It’s Good to be Back
Ski Photography by Matt Power
Toward the end of a six month stint abroad there’s always a slow build up of anxiety about going home. I guess for me this became especially apparent because I was coming home to my fourth consecutive winter, on the coattails of a one in ten year winter in Central Patagonia. The uncertainties about another winter season floated antagonistically through my mind as I watched the rain, and even the occasional, rare and illusive snow dampen the streets below my apartment during October.
Late October presented no signs of winter in Argentina ending, and with no quick way to get back to the mountains, and no great weather windows to make the 14-hour bus ride, some kind of seasonal confusion was certainly setting in. Despite spending more days in my apartment watching the rain than I care to share, the brilliance of nature found ways to connect me back to the mountains, offering solace as myself and the whole of our city awaited the coming of spring.
As signs of winter began building at home in Aspen, Colorado, sometime during early November or late October, signs of spring along the Argentine coast finally began to make their own parallel appearance. As the days passed, and my time away from the mountains grew even more distant, my thoughts jumped between my time exploring the mountains of Central Patagonia and the eagerness to get home and ski.

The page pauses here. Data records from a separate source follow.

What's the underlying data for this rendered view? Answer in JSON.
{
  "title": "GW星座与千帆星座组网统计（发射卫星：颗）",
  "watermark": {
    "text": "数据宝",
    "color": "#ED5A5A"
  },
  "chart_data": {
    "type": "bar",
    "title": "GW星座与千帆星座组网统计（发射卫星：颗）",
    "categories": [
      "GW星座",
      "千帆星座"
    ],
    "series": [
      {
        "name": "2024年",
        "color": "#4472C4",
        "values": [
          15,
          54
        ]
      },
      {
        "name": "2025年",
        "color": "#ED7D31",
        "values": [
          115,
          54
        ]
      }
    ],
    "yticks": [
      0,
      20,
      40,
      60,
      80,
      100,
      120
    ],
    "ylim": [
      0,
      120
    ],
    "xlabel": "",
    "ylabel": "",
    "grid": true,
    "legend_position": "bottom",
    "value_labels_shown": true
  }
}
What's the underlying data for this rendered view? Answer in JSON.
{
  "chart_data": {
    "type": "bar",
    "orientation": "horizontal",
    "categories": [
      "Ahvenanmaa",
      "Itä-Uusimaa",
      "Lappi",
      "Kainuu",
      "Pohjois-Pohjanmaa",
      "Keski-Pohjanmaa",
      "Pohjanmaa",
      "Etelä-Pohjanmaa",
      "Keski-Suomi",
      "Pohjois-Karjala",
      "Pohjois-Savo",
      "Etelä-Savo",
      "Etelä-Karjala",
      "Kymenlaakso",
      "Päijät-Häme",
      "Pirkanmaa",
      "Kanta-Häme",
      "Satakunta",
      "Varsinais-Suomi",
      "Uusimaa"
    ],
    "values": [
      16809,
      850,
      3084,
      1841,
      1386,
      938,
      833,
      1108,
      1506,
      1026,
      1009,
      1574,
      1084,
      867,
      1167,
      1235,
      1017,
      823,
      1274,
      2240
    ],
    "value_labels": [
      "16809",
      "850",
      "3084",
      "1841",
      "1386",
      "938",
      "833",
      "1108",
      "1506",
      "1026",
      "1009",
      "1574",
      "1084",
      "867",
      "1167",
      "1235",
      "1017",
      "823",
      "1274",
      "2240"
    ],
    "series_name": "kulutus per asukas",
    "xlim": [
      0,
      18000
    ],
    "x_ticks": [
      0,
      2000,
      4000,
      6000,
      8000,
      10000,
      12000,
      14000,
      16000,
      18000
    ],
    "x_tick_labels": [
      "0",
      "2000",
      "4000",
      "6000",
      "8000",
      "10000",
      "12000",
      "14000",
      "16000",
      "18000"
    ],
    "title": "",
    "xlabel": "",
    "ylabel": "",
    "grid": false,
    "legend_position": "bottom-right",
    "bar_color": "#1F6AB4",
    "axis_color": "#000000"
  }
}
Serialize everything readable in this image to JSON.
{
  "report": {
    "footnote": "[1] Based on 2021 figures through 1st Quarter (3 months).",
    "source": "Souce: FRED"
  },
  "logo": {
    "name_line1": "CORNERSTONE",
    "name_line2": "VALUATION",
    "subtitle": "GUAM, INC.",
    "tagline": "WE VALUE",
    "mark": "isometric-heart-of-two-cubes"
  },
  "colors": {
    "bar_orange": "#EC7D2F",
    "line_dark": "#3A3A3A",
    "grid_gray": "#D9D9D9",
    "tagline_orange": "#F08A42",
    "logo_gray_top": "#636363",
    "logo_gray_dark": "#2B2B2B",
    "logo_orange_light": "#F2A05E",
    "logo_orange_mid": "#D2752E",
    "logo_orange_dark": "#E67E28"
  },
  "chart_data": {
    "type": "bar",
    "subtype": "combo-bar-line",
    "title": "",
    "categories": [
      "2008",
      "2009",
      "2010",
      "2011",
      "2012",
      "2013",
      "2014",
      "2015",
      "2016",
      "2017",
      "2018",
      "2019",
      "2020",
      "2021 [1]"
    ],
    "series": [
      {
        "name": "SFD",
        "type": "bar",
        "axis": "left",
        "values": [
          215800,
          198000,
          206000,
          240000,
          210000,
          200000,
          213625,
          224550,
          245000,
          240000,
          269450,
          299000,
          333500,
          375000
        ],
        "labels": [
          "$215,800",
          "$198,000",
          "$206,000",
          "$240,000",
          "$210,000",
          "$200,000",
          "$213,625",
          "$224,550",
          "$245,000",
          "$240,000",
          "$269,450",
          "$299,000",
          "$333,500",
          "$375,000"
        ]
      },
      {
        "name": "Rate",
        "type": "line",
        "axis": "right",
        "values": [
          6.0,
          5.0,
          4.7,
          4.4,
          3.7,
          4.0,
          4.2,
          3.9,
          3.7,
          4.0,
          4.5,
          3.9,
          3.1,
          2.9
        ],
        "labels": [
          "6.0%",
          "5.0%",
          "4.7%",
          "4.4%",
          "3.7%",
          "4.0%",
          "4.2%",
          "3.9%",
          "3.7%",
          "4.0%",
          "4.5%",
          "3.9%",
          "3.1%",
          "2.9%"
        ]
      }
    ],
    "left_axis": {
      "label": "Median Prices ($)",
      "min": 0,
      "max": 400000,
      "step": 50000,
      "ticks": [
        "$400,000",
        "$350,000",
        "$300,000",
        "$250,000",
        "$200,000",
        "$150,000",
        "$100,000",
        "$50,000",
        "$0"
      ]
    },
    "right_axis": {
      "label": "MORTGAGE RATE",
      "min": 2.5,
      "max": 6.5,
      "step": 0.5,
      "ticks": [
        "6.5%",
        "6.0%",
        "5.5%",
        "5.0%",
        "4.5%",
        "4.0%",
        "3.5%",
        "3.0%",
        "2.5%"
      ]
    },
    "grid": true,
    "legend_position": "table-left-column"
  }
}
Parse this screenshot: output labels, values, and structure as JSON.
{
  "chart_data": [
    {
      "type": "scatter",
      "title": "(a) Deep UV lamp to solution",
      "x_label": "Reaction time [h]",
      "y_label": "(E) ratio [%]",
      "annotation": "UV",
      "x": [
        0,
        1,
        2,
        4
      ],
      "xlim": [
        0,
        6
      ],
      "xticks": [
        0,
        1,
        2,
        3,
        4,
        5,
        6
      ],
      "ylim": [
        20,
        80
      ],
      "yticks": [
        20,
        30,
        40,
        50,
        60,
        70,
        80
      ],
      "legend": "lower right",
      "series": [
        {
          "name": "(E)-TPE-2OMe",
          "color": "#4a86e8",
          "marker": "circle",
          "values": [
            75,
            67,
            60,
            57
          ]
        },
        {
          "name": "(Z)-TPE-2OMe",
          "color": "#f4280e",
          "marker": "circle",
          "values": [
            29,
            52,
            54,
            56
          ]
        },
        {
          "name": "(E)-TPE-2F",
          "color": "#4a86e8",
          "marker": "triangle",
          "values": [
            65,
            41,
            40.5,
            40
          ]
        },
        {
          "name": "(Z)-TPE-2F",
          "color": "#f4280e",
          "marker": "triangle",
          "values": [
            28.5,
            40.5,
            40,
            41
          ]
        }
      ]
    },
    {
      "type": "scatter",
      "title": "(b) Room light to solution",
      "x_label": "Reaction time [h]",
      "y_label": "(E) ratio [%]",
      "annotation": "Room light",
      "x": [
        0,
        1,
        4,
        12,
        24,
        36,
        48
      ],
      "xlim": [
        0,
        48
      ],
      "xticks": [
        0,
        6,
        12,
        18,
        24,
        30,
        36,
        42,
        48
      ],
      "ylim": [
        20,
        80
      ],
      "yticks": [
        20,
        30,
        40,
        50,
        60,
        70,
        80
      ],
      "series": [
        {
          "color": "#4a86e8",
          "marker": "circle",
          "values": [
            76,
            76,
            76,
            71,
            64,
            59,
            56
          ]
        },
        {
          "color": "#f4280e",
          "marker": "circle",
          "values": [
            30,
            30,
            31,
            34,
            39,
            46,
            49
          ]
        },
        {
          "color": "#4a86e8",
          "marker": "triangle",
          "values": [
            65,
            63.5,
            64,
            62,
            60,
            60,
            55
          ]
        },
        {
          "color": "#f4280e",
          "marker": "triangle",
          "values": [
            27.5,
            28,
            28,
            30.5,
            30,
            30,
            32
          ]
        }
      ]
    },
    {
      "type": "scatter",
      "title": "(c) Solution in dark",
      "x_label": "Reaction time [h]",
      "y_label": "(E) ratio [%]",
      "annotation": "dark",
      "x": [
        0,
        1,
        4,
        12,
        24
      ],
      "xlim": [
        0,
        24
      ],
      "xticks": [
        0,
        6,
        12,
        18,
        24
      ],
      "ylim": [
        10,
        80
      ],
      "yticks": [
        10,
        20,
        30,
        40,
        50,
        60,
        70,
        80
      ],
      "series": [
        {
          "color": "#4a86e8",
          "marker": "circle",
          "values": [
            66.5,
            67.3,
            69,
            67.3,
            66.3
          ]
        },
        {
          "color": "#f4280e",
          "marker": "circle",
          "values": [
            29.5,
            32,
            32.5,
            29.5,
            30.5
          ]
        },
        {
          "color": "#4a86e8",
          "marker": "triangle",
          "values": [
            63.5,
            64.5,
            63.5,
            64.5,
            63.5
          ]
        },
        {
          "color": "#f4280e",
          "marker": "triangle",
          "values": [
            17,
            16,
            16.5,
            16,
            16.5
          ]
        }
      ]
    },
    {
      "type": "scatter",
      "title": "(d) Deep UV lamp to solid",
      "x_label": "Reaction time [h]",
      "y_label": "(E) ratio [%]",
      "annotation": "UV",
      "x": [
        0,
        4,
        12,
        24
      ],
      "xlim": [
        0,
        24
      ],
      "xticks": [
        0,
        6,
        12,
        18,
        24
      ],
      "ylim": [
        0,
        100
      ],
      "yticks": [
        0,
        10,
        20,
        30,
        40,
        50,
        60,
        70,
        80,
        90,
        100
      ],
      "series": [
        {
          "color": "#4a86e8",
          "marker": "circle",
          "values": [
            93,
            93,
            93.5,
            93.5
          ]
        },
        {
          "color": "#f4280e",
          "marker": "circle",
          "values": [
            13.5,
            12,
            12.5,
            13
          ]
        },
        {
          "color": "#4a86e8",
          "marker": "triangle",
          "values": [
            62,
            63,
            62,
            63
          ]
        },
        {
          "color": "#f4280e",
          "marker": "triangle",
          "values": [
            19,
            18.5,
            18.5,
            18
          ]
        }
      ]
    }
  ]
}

As glimmers of spring finally started to emerge intermittently through spring showers, the budding of trees, the coastal greenery contrasted by the blues of the ocean and the surfacing of the local population to seaside gathering points, a new energy was in the air.
There is no denying the human spirit and its connection to warm weather. As the days grew longer, they also seem to grow shorter. We lived more in the moment, and the time passed without concern for the past or the future. Patagonia was just a memory, and Aspen a distant thought. We were just simply living.
As quickly as the weather turned from ugly to beautiful on the Argentine coast it was time to leave. 6 hours on a bus. 3 hours in the airport in Buenos Aires. 10 1/2 more on a plane, and a 4 hour layover in Huston. Another 3 1/2 hour flight to Denver, a short 2 1/2 hour wait in the airport and another 5 in a shuttle and I’m finally home. In just a matter of 34 hours, and a quick night sleep I was right off the plane and back into the mix.
And the moment the snow begins to fall again, you realize nothing has really changed. And all the restlessness of the last few months seems to be for nothing. Everything is right again.